Step 4: Calculate the probability that III-1 is Cc.
P(III-1 is Cc) = P(II-3 is Cc) × P(Cc child from Cc × CC cross)
P(III-1 is Cc) = 2/3 × 1/2
P(III-1 is Cc) = 1/3 or approximately 33.3%

Note: If we account for the fact that Individual III-2 is affected (cc), this changes the calculation because it confirms that II-3 must be Cc (not CC). In that case:
Since II-3 must be Cc and II-5 must be Cc (to have an affected child), the probability that III-1 is a carrier is 2/3, because among unaffected children of Cc × Cc, 2 out of 3 are carriers.

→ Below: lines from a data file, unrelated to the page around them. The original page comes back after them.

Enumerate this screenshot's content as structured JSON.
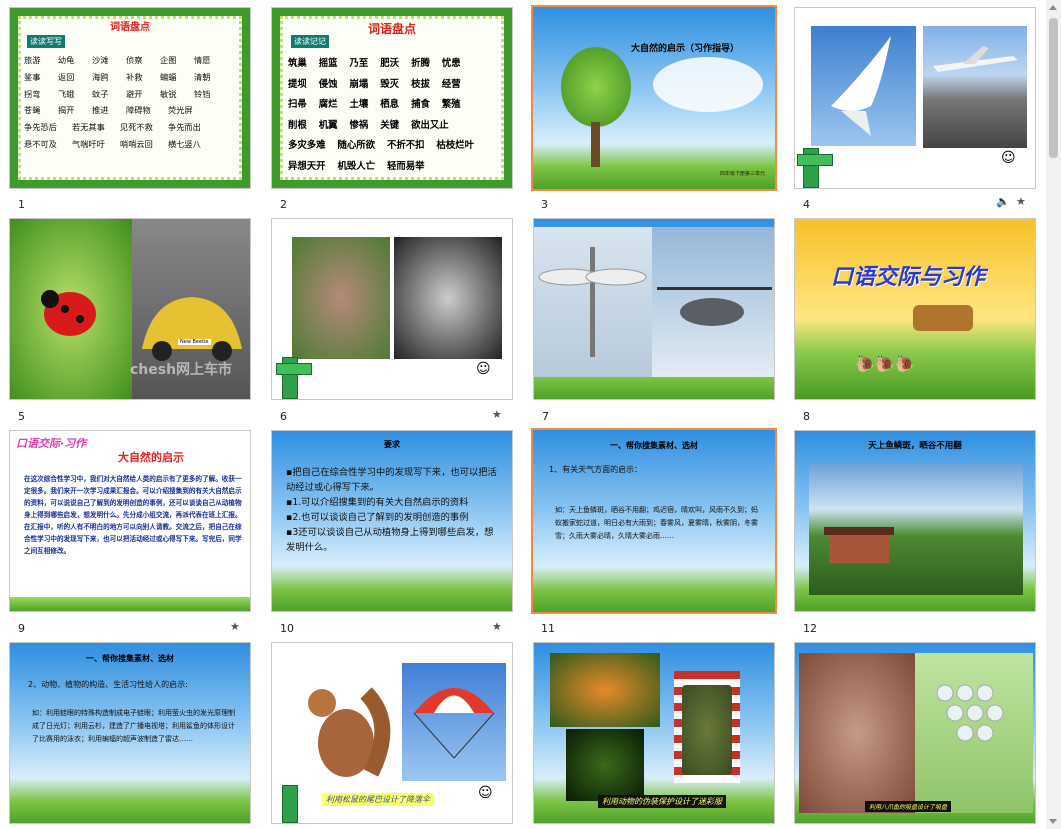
{
  "slides": [
    {
      "num": "1",
      "title": "词语盘点",
      "tag": "读读写写",
      "rows": [
        [
          "旅游",
          "幼龟",
          "沙滩",
          "侦察",
          "企图",
          "情愿"
        ],
        [
          "鉴事",
          "返回",
          "海鸥",
          "补救",
          "蝙蝠",
          "清朝"
        ],
        [
          "拐弯",
          "飞蛾",
          "蚊子",
          "避开",
          "敏锐",
          "铃铛"
        ],
        [
          "苍蝇",
          "揭开",
          "推进",
          "障碍物",
          "荧光屏"
        ],
        [
          "争先恐后",
          "若无其事",
          "见死不救",
          "争先而出"
        ],
        [
          "悬不可及",
          "气喘吁吁",
          "哨哨云回",
          "横七竖八"
        ]
      ]
    },
    {
      "num": "2",
      "title": "词语盘点",
      "tag": "读读记记",
      "rows": [
        [
          "筑巢",
          "摇篮",
          "乃至",
          "肥沃",
          "折腾",
          "忧患"
        ],
        [
          "提坝",
          "侵蚀",
          "崩塌",
          "毁灭",
          "枝拔",
          "经营"
        ],
        [
          "扫帚",
          "腐烂",
          "土壤",
          "栖息",
          "捕食",
          "繁殖"
        ],
        [
          "削根",
          "机翼",
          "惨祸",
          "关键",
          "欲出又止"
        ],
        [
          "多灾多难",
          "随心所欲",
          "不折不扣",
          "枯枝烂叶"
        ],
        [
          "异想天开",
          "机毁人亡",
          "轻而易举"
        ]
      ]
    },
    {
      "num": "3",
      "title": "大自然的启示（习作指导）",
      "footer": "四年级下册第三单元"
    },
    {
      "num": "4"
    },
    {
      "num": "5",
      "watermark": "chesh网上车市",
      "badge": "New Beetle"
    },
    {
      "num": "6"
    },
    {
      "num": "7"
    },
    {
      "num": "8",
      "title": "口语交际与习作"
    },
    {
      "num": "9",
      "logo": "口语交际·习作",
      "title": "大自然的启示",
      "body": "在这次综合性学习中，我们对大自然给人类的启示有了更多的了解。收获一定很多。我们来开一次学习成果汇报会。可以介绍搜集到的有关大自然启示的资料，可以说说自己了解到的发明创造的事例，还可以谈谈自己从动植物身上得到哪些启发，想发明什么。先分成小组交流，再派代表在班上汇报。在汇报中，听的人有不明白的地方可以向别人请教。交流之后，把自己在综合性学习中的发现写下来，也可以把活动经过或心得写下来。写完后，同学之间互相修改。"
    },
    {
      "num": "10",
      "heading": "要求",
      "items": [
        "把自己在综合性学习中的发现写下来，也可以把活动经过或心得写下来。",
        "1.可以介绍搜集到的有关大自然启示的资料",
        "2.也可以谈谈自己了解到的发明创造的事例",
        "3还可以谈谈自己从动植物身上得到哪些启发，想发明什么。"
      ]
    },
    {
      "num": "11",
      "heading": "一、帮你搜集素材、选材",
      "sub": "1、有关天气方面的启示：",
      "body": "如：天上鱼鳞斑，晒谷不用翻；鸡迟宿，晴欢叫，风雨不久到；蚂蚁搬家蛇过道，明日必有大雨到；春雾风，夏雾晴，秋雾阴，冬雾雪；久雨大雾必晴，久晴大雾必雨……"
    },
    {
      "num": "12",
      "heading": "天上鱼鳞斑，晒谷不用翻"
    },
    {
      "num": "",
      "heading": "一、帮你搜集素材、选材",
      "sub": "2、动物、植物的构造、生活习性给人的启示:",
      "body": "如：利用蛙眼的特殊构造制成电子蛙眼；利用萤火虫的发光原理制成了日光灯；利用云杉，建造了广播电视塔；利用鲨鱼的体形设计了比赛用的泳衣；利用蝙蝠的超声波制造了雷达……"
    },
    {
      "num": "",
      "caption": "利用松鼠的尾巴设计了降落伞"
    },
    {
      "num": "",
      "caption": "利用动物的伪装保护设计了迷彩服"
    },
    {
      "num": "",
      "caption": "利用八爪鱼的吸盘设计了吸盘"
    }
  ],
  "colors": {
    "accent": "#f08a4b",
    "vine": "#3f9a2c",
    "title_red": "#e02020"
  }
}
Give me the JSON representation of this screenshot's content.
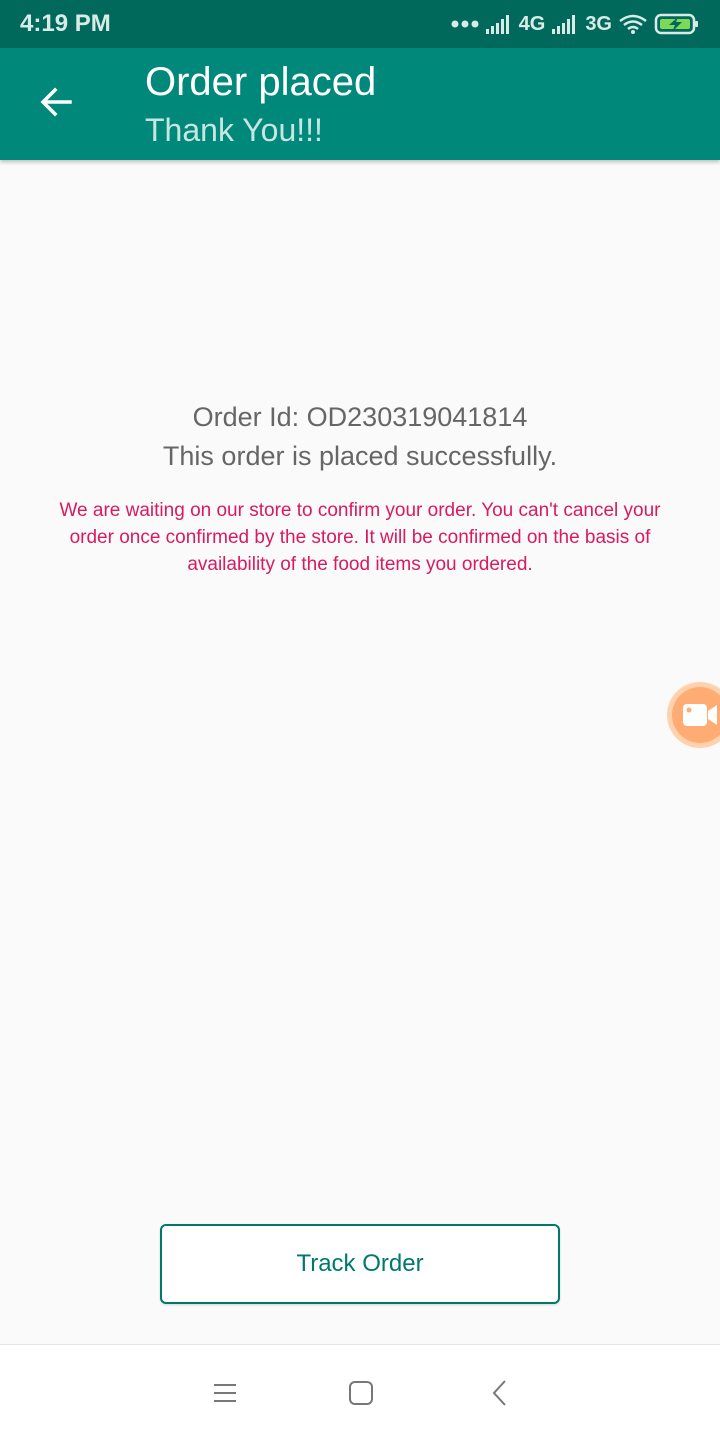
{
  "status_bar": {
    "time": "4:19 PM",
    "network_1": "4G",
    "network_2": "3G",
    "icons": [
      "more-dots-icon",
      "signal-icon",
      "signal-icon",
      "wifi-icon",
      "battery-charging-icon"
    ]
  },
  "app_bar": {
    "title": "Order placed",
    "subtitle": "Thank You!!!",
    "back_icon": "arrow-back-icon",
    "color": "#00897b",
    "status_color": "#00695c"
  },
  "order": {
    "id_text": "Order Id: OD230319041814",
    "status_text": "This order is placed successfully.",
    "notice": "We are waiting on our store to confirm your order. You can't cancel your order once confirmed by the store. It will be confirmed on the basis of availability of the food items you ordered.",
    "notice_color": "#d81b60"
  },
  "fab": {
    "icon": "video-camera-icon",
    "color": "#ffab74"
  },
  "actions": {
    "track_order_label": "Track Order",
    "accent": "#00796b"
  },
  "nav_bar": {
    "icons": [
      "menu-icon",
      "home-square-icon",
      "back-chevron-icon"
    ]
  }
}
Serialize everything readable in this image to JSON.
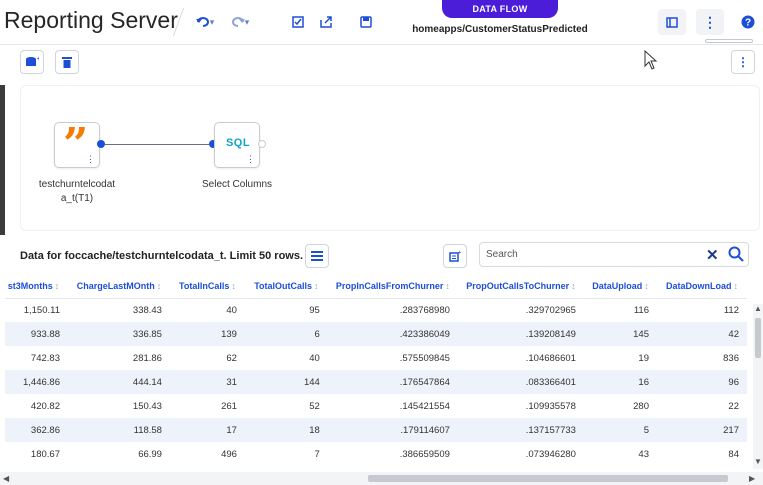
{
  "app": {
    "title": "Reporting Server"
  },
  "header": {
    "flow_tag": "DATA FLOW",
    "flow_path": "homeapps/CustomerStatusPredicted"
  },
  "canvas": {
    "nodes": [
      {
        "label_line1": "testchurntelcodat",
        "label_line2": "a_t(T1)",
        "icon": "quote-icon"
      },
      {
        "label_line1": "Select Columns",
        "icon": "sql-icon",
        "badge": "SQL"
      }
    ]
  },
  "data_panel": {
    "title": "Data for foccache/testchurntelcodata_t. Limit 50 rows.",
    "search_placeholder": "Search",
    "columns": [
      "st3Months",
      "ChargeLastMOnth",
      "TotalInCalls",
      "TotalOutCalls",
      "PropInCallsFromChurner",
      "PropOutCallsToChurner",
      "DataUpload",
      "DataDownLoad"
    ],
    "rows": [
      [
        "1,150.11",
        "338.43",
        "40",
        "95",
        ".283768980",
        ".329702965",
        "116",
        "112"
      ],
      [
        "933.88",
        "336.85",
        "139",
        "6",
        ".423386049",
        ".139208149",
        "145",
        "42"
      ],
      [
        "742.83",
        "281.86",
        "62",
        "40",
        ".575509845",
        ".104686601",
        "19",
        "836"
      ],
      [
        "1,446.86",
        "444.14",
        "31",
        "144",
        ".176547864",
        ".083366401",
        "16",
        "96"
      ],
      [
        "420.82",
        "150.43",
        "261",
        "52",
        ".145421554",
        ".109935578",
        "280",
        "22"
      ],
      [
        "362.86",
        "118.58",
        "17",
        "18",
        ".179114607",
        ".137157733",
        "5",
        "217"
      ],
      [
        "180.67",
        "66.99",
        "496",
        "7",
        ".386659509",
        ".073946280",
        "43",
        "84"
      ]
    ]
  },
  "colors": {
    "accent": "#1d4ed8",
    "flow_tag_bg": "#4c1dd9",
    "row_alt": "#edf2fb",
    "node_quote": "#f57c00",
    "node_sql": "#0ea5c4"
  }
}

Part C: Describe DNA testing and its advantage

A genetic counselor could use DNA sequencing or PCR-based genetic testing to analyze Individual III-1's CFTR gene (the gene responsible for cystic fibrosis). The test would examine both alleles to determine if III-1 carries one normal allele and one mutated allele (carrier status) or has two normal alleles (non-carrier). This is typically done through blood or saliva sample collection, DNA extraction, and targeted sequencing of the CFTR gene region.

One advantage of this information for family planning is that if III-1 is confirmed to be a carrier, she and her partner can undergo genetic counseling to assess the risk of having a child with cystic fibrosis. If her partner is also tested and found to be a carrier, they would have a 25% chance with each pregnancy of having an affected child, and could make informed reproductive decisions including preimplantation genetic diagnosis (PGD), prenatal testing, or other family planning options.